Die wunderbaren Frauen von Delhi
Ich bin überzeugt, ein Land kann nur nachhaltig prosperieren, wenn alle Teile der Bevölkerung beim Aufschwung mitgenommen werden. Und weil meine Freundin Mirjam Eisele und ich vor allem für die Frauenrechte nach Indien gefahren sind, möchte ich den wunderbaren Frauen Delhis einen eigenen Artikel widmen. Wir haben viele davon auf der Konferenz getroffen: Selbstbewusste Marketingmanagerinnen, Journalistinnen, Ministerinnen. Keine „Frau von…“ sondern alle mit großen Karrieren. Und das sehr weiblich im Sari. Ich bewundere diese Frauen, denn auch wenn Indien unendlich weit ist, was die Wirtschaft anbelangt, Frauen werden dort immer noch ein wenig stiefmütterlich behandelt. Und ich spreche jetzt bewusst von den Frauen der Städte, im ländlichen Bereich Indiens gibt es immer noch so viele Probleme, das wird noch lange Zeit brauchen, bis da ein Anschluss gefunden wird. Der ländliche Raum, so mein Eindruck, ist immer noch auf einem Lebensstand wie vor 1000 Jahren, nur mit weiteren Hürden wie Monsanto-Saatgut und ähnlichen Problemen zusätzlich belastet.

Ich habe das Gefühl, die schönen indischen Frauen haben eine besondere Art, sich gegenseitig zu unterstützen und zu fördern. Das feiere ich. Sie sind aktiv, vernetzen sich und erschaffen ihre eigenen Projekte. Über Smitri Irani, die selbstbewusste Familienministerin, habe ich euch schon erzählt. Auch andere Frauen sind ähnlich streitbar, wie etwa Kooshbu Sundar, eine indische Schauspielerin, die vehement die misogyne Gewalt gegen Frauen in Bollywood-Streifen anprangert, so wie etwa im neuesten Action-Blockbuster „Animal“, in dem der Hauptheld Frauen erniedrigt und so richtig mies behandelt „Was ist das für ein Vorbild für unsere Jugend?“ – danke dafür, das denke ich mir auch oft bei westlichen Streifen.

Es gibt auch Leute, die bessere Beispiele sind und viel für Frauen tun: Wie zum Beispiel Payal Verma, die am lebhaften und luxuriösen Khan-Market in Delhi ein kleines Restaurant-Cafe mit angeschlossener Galerie führt. Das Lokal ist ein Anlaufpunkt viele Inder und Expats, es serviert einen tolle Fusion aus indischer und internationaler Küche in ihrem „The Blue Door Cafe“. Auch Familienministerin Smitri Irani ist dort oft zu Gast.
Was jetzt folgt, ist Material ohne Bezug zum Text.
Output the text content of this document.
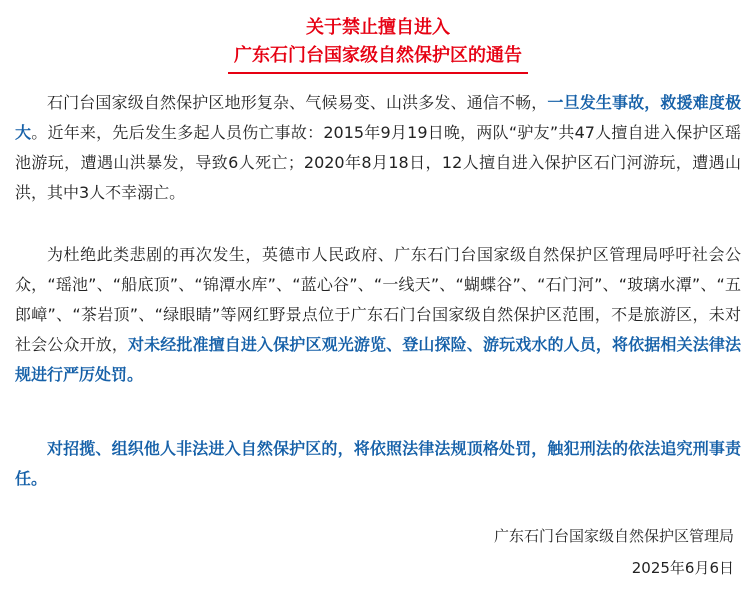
关于禁止擅自进入
广东石门台国家级自然保护区的通告
石门台国家级自然保护区地形复杂、气候易变、山洪多发、通信不畅，一旦发生事故，救援难度极大。近年来，先后发生多起人员伤亡事故：2015年9月19日晚，两队“驴友”共47人擅自进入保护区瑶池游玩，遭遇山洪暴发，导致6人死亡；2020年8月18日，12人擅自进入保护区石门河游玩，遭遇山洪，其中3人不幸溺亡。
为杜绝此类悲剧的再次发生，英德市人民政府、广东石门台国家级自然保护区管理局呼吁社会公众，“瑶池”、“船底顶”、“锦潭水库”、“蓝心谷”、“一线天”、“蝴蝶谷”、“石门河”、“玻璃水潭”、“五郎嶂”、“茶岩顶”、“绿眼睛”等网红野景点位于广东石门台国家级自然保护区范围，不是旅游区，未对社会公众开放，对未经批准擅自进入保护区观光游览、登山探险、游玩戏水的人员，将依据相关法律法规进行严厉处罚。
对招揽、组织他人非法进入自然保护区的，将依照法律法规顶格处罚，触犯刑法的依法追究刑事责任。
广东石门台国家级自然保护区管理局
2025年6月6日
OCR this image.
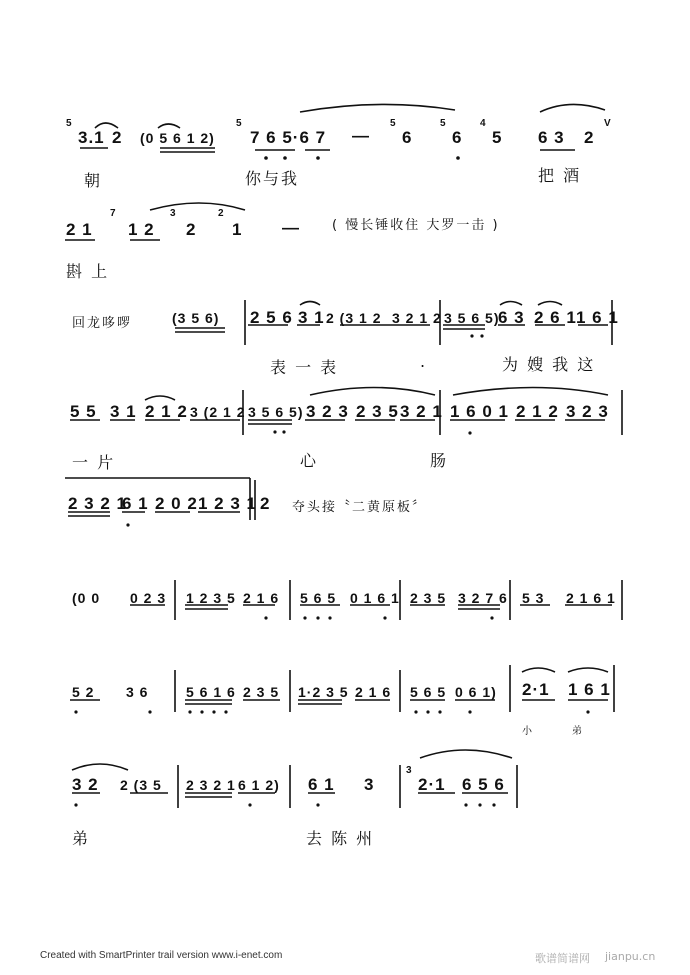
5
3.1 2 (0 5 6 1 2)
5
7 6 5·6 7 —
5
6
5
6
4
5 6 3 2
V
朝	你与我	把 酒
2 1
7
1 2
3
2
2
1 — ( 慢长锤收住 大罗一击 )
斟 上
回龙哆啰	(3 5 6) 2 5 6 3 1 2 (3 1 2 3 2 1 2 3 5 6 5)
6 3 2 6 1 1 6 1
表 一 表	.	为 嫂 我 这
5 5 3 1 2 1 2 3 (2 1 2 3 5 6 5) 3 2 3 2 3 5 3 2 1 1 6 0 1 2 1 2 3 2 3
一 片	心	肠
2 3 2 1
6 1 2 0 2 1 2 3 1 2 夺头接〝二黄原板〞
(0 0 0 2 3 1 2 3 5 2 1 6 5 6 5 0 1 6 1 2 3 5 3 2 7 6 5 3 2 1 6 1
5 2 3 6	5 6 1 6 2 3 5 1·2 3 5 2 1 6 5 6 5 0 6 1) 2·1 1 6 1
小	弟
3 2 2 (3 5 2 3 2 1 6 1 2) 6 1 3
3
2·1 6 5 6
弟	去 陈 州
Created with SmartPrinter trail version www.i-enet.com	歌谱简谱网 jianpu.cn
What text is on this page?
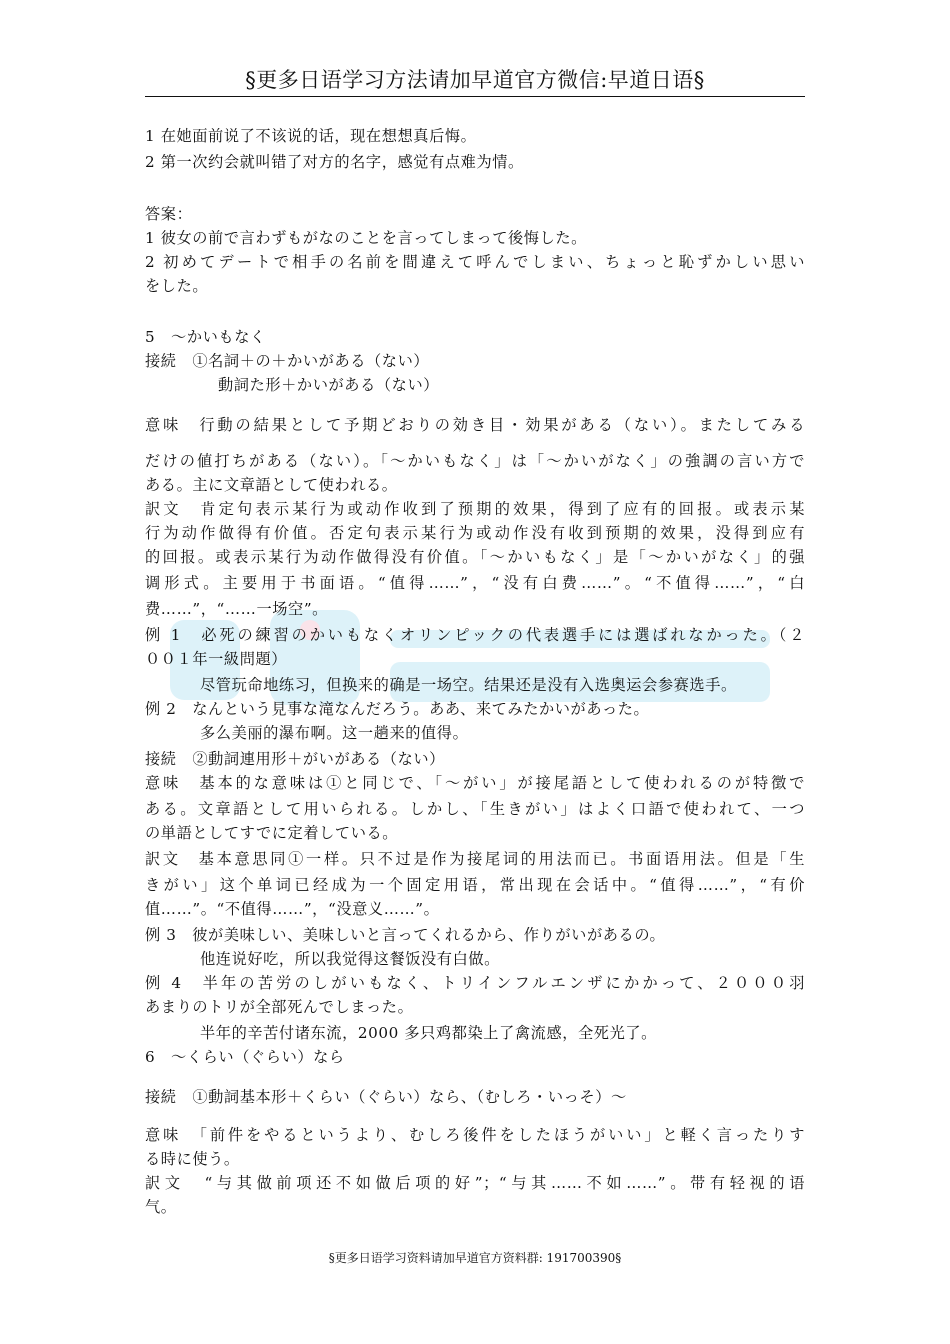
§更多日语学习方法请加早道官方微信:早道日语§
1 在她面前说了不该说的话，现在想想真后悔。
2 第一次约会就叫错了对方的名字，感觉有点难为情。
答案：
1 彼女の前で言わずもがなのことを言ってしまって後悔した。
2 初めてデートで相手の名前を間違えて呼んでしまい、ちょっと恥ずかしい思い
をした。
5　～かいもなく
接続　①名詞＋の＋かいがある（ない）
動詞た形＋かいがある（ない）
意味　行動の結果として予期どおりの効き目・効果がある（ない）。またしてみる
だけの値打ちがある（ない）。「～かいもなく」は「～かいがなく」の強調の言い方で
ある。主に文章語として使われる。
訳文　肯定句表示某行为或动作收到了预期的效果，得到了应有的回报。或表示某
行为动作做得有价值。否定句表示某行为或动作没有收到预期的效果，没得到应有
的回报。或表示某行为动作做得没有价值。「～かいもなく」是「～かいがなく」的强
调形式。主要用于书面语。“值得……”，“没有白费……”。“不值得……”，“白
费……”，“……一场空”。
例 1　必死の練習のかいもなくオリンピックの代表選手には選ばれなかった。（２
００１年一級問題）
尽管玩命地练习，但换来的确是一场空。结果还是没有入选奥运会参赛选手。
例 2　なんという見事な滝なんだろう。ああ、来てみたかいがあった。
多么美丽的瀑布啊。这一趟来的值得。
接続　②動詞連用形＋がいがある（ない）
意味　基本的な意味は①と同じで、「～がい」が接尾語として使われるのが特徴で
ある。文章語として用いられる。しかし、「生きがい」はよく口語で使われて、一つ
の単語としてすでに定着している。
訳文　基本意思同①一样。只不过是作为接尾词的用法而已。书面语用法。但是「生
きがい」这个单词已经成为一个固定用语，常出现在会话中。“值得……”，“有价
值……”。“不值得……”，“没意义……”。
例 3　彼が美味しい、美味しいと言ってくれるから、作りがいがあるの。
他连说好吃，所以我觉得这餐饭没有白做。
例 4　半年の苦労のしがいもなく、トリインフルエンザにかかって、２０００羽
あまりのトリが全部死んでしまった。
半年的辛苦付诸东流，2000 多只鸡都染上了禽流感，全死光了。
6　～くらい（ぐらい）なら
接続　①動詞基本形＋くらい（ぐらい）なら、（むしろ・いっそ）～
意味　「前件をやるというより、むしろ後件をしたほうがいい」と軽く言ったりす
る時に使う。
訳文　“与其做前项还不如做后项的好”；“与其……不如……”。带有轻视的语
气。
§更多日语学习资料请加早道官方资料群: 191700390§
Einen Stock über dem Cafe können interessiere Besucher die Werke bedeutender indischer Künstler ansehen – ein Einblick in die indische Kultur, den man sonst nicht so leicht bekommt.
Der Khan Market hat sowieso unglaublich viel zu bieten: luxuriöse Boutiquen, die aufwändig bestickte Kleidung verkauft, auch durchaus für uns Westlerinnen geeignet. Und ich möchte euch ArtKarat ans Herz legen, unfassbar toller Schmuckladen, der extrem schöne Stücke verkauft, die aussehen wie eine Million Euro, aber viel günstiger sind. Der Markt ist eine wundervolle Mixtur aus international und indisch: es gibt sogar einen kleinen Laduree-Ableger, der aber natürlich besondere, mit Curry gewürzte Macarons verkauft.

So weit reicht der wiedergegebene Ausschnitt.